Letters to the editor-06-28-2013

June 28, 2013 

SUPREME COURT

Human rights affirmed too

The June 26 decision by the Supreme Court should be celebrated as a victory for human rights in general, and not just for LGBT. I am thrilled to think that if one of my children is gay, then he or she will be treated equally. I mourn for those who were never able to openly love; for those who were and are still being denied basic, human rights simply because of their sexual orientation. We must quit recycling the same arguments, and open our hearts and minds to the idea that human beings really are all created equal.

SUMMER DUPREE, Boise

DIVORCES

Teach couples to negotiate

Fifty percent of all marriages in the U.S. fail today. When they remarry, 50 percent of those marriages fail. Statistics as seen on TV. This means that in a lifetime a person has multiple partners. Just shorten up that time between partners and now you have marriages with more than one partner as speculated in by following generations. Traditional marriages, monogamous, are no longer supported.

Reaching basic agreements through negotiation, such as through amicable agreement and how to negotiate in a marriage is no longer taught. In our fast-paced life today patience is short in these personal negotiations. Tick-tock, history is a mystery and time marches on.

A citizen with concerns.

JOHN OCKER III, Boise

CITIZENS AIR JOB CRITIQUES

Postal bosses: Pitch in

John Paige's June 11 letter regarding the Postal Service was interesting. The burden of fully funding retirement benefits in such a short timeframe is extreme compared to usual corporate practices. However, using his numbers, the total shortfall is a little over $9 billion which, after considering the $5.5 billion retirement expense, leaves another negative of about $4 billion.

In reducing that, I would respectfully suggest they look hard at their work rules. A personal example: Annoyed with the usual long line for a window clerk, I commented on "either another post office or expanding this one" and was directed to the postmaster's office. Told to walk right in, I did, finding the gentleman at his desk reading a publication.

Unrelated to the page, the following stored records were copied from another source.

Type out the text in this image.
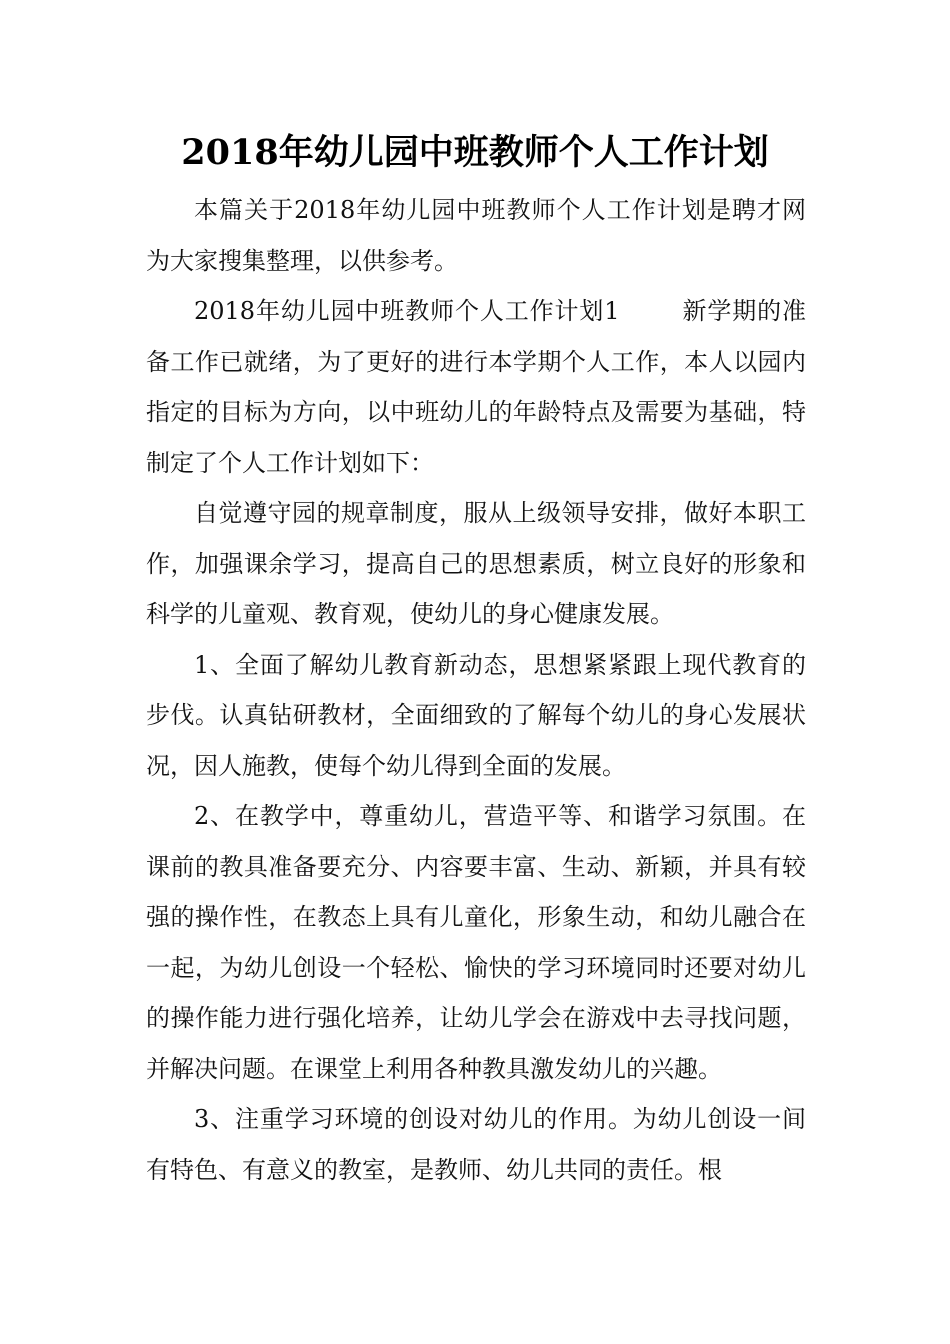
2018年幼儿园中班教师个人工作计划

本篇关于2018年幼儿园中班教师个人工作计划是聘才网为大家搜集整理，以供参考。

2018年幼儿园中班教师个人工作计划1	新学期的准备工作已就绪，为了更好的进行本学期个人工作，本人以园内指定的目标为方向，以中班幼儿的年龄特点及需要为基础，特制定了个人工作计划如下：

自觉遵守园的规章制度，服从上级领导安排，做好本职工作，加强课余学习，提高自己的思想素质，树立良好的形象和科学的儿童观、教育观，使幼儿的身心健康发展。

1、全面了解幼儿教育新动态，思想紧紧跟上现代教育的步伐。认真钻研教材，全面细致的了解每个幼儿的身心发展状况，因人施教，使每个幼儿得到全面的发展。

2、在教学中，尊重幼儿，营造平等、和谐学习氛围。在课前的教具准备要充分、内容要丰富、生动、新颖，并具有较强的操作性，在教态上具有儿童化，形象生动，和幼儿融合在一起，为幼儿创设一个轻松、愉快的学习环境同时还要对幼儿的操作能力进行强化培养，让幼儿学会在游戏中去寻找问题，并解决问题。在课堂上利用各种教具激发幼儿的兴趣。

3、注重学习环境的创设对幼儿的作用。为幼儿创设一间有特色、有意义的教室，是教师、幼儿共同的责任。根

The conversation peaked when I asked him, under the circumstances with an unmanned window, was it possible for him to fill in briefly while the waiting line was so long. The answer was, under the rules, he was not allowed to.

This is not to criticize the majority of those folks. We have a super delivery lady and the airport has an outstanding clerk. There are many others. Their work rules have to be hindering many of them who want to do their work more efficiently.

BOB JESSEN, Meridian

Work road projects 24-7 at the busiest intersections

Living in the midst of the road construction in Meridian and Eagle, I have observed several things that bother me. No one working on Saturdays. No one working at night (they have lights for that). In fact, usually we only see one or two guys out there working at a time. Where is the manpower and where are the hours? I would think it would be some kind of consideration to the taxpayers and citizens to get this project completed in a timely fashion. I am flabbergasted that there is no sense of urgency. I for one am getting really tired of this annoyance. Common sense tells me that when you shut down major north-south routes, you would not do work on the alternative routes, but yet that was the case. There have been road closures and lane closures on Meridian Road, Linder Road, and Ten Mile all at once.

Can we at least pick up the pace a little? Seems like this project bit off a little more than they can chew.